Our Naples logo carries Florida's alligator over "1845," the year of statehood and the shared emblem of every Merlin Classics Florida place. The alligator is the Everglades in shorthand — and Naples sits right at the gateway to the Everglades, the Ten Thousand Islands, and Big Cypress, where the gladesman frontier meets the Gulf-coast resort. Printed black-and-white with the worn look of an old crate label or a piece of marsh-camp signage, it reads as Old Florida. What makes this one Naples is the place behind it: the 1886 winter colony, the 1888 pier, the swamp buggy, and the home by the Gulf.
A few landmarks carry the early colony into the present. Historic Palm Cottage, built in 1895 of tabby mortar — a mix of lime, crushed shell, and beach sand — is the oldest house in Naples and today the home of the Naples Historical Society. Out past the edge of town, the gladesman country gave Naples its other identity: the Swamp Buggy Races, first run formally on November 12, 1949, when home-built marsh machines tore through the mud at the start of a tradition that still runs today. And after mid-century growth nearly buried the old main street, the 1990s brought a celebrated revival of Fifth Avenue South — a redesign that turned the historic town-to-pier street into one of the country's most admired walkable downtowns.

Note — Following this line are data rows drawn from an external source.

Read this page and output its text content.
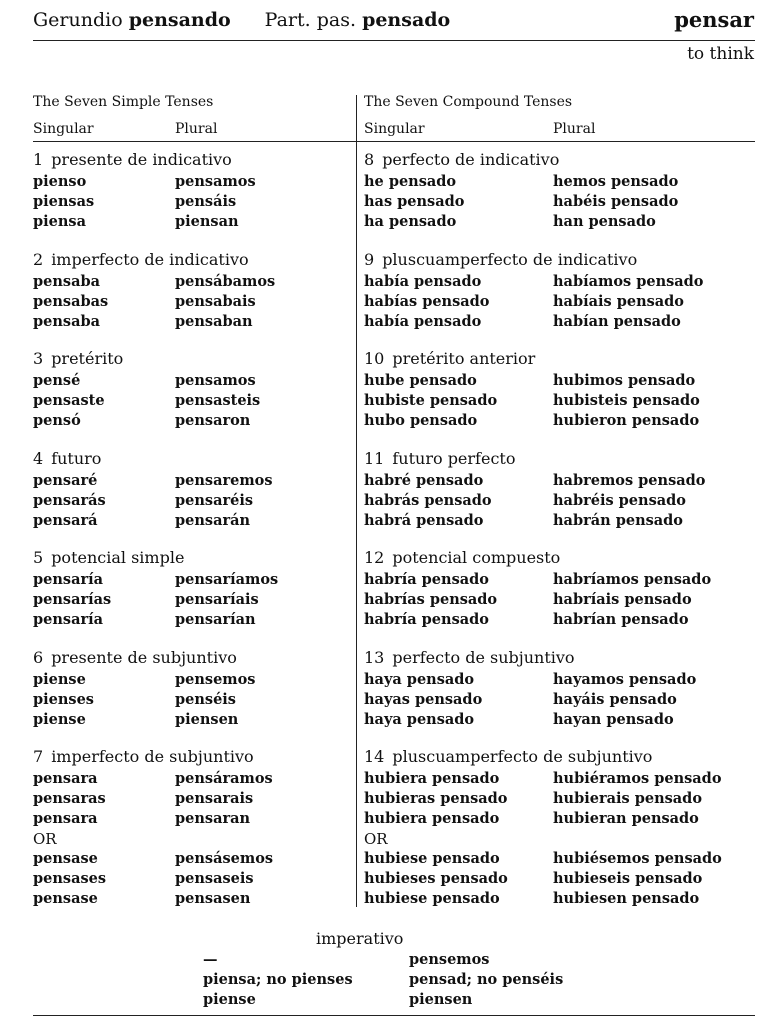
Gerundio pensando Part. pas. pensado	pensar
to think
The Seven Simple Tenses	The Seven Compound Tenses
Singular	Plural	Singular	Plural
1 presente de indicativo
pienso	pensamos
piensas	pensáis
piensa	piensan
2 imperfecto de indicativo
pensaba	pensábamos
pensabas	pensabais
pensaba	pensaban
3 pretérito
pensé	pensamos
pensaste	pensasteis
pensó	pensaron
4 futuro
pensaré	pensaremos
pensarás	pensaréis
pensará	pensarán
5 potencial simple
pensaría	pensaríamos
pensarías	pensaríais
pensaría	pensarían
6 presente de subjuntivo
piense	pensemos
pienses	penséis
piense	piensen
7 imperfecto de subjuntivo
pensara	pensáramos
pensaras	pensarais
pensara	pensaran
OR
pensase	pensásemos
pensases	pensaseis
pensase	pensasen
8 perfecto de indicativo
he pensado	hemos pensado
has pensado	habéis pensado
ha pensado	han pensado
9 pluscuamperfecto de indicativo
había pensado	habíamos pensado
habías pensado	habíais pensado
había pensado	habían pensado
10 pretérito anterior
hube pensado	hubimos pensado
hubiste pensado	hubisteis pensado
hubo pensado	hubieron pensado
11 futuro perfecto
habré pensado	habremos pensado
habrás pensado	habréis pensado
habrá pensado	habrán pensado
12 potencial compuesto
habría pensado	habríamos pensado
habrías pensado	habríais pensado
habría pensado	habrían pensado
13 perfecto de subjuntivo
haya pensado	hayamos pensado
hayas pensado	hayáis pensado
haya pensado	hayan pensado
14 pluscuamperfecto de subjuntivo
hubiera pensado	hubiéramos pensado
hubieras pensado	hubierais pensado
hubiera pensado	hubieran pensado
OR
hubiese pensado	hubiésemos pensado
hubieses pensado	hubieseis pensado
hubiese pensado	hubiesen pensado
imperativo
—	pensemos
piensa; no pienses	pensad; no penséis
piense	piensen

Why People Visit Naples Florida
Most people come to Naples for the beaches, the golf, and the Gulf sunsets — but the city rewards anyone who looks for the older layer underneath: a winter colony planted in 1886 and named for an Italian bay, a pier rebuilt through more than a century of hurricanes, and a frontier-grit swamp-buggy tradition at the edge of the Everglades. It's bright, warm, and welcoming, with its real history sitting quietly alongside the resort polish.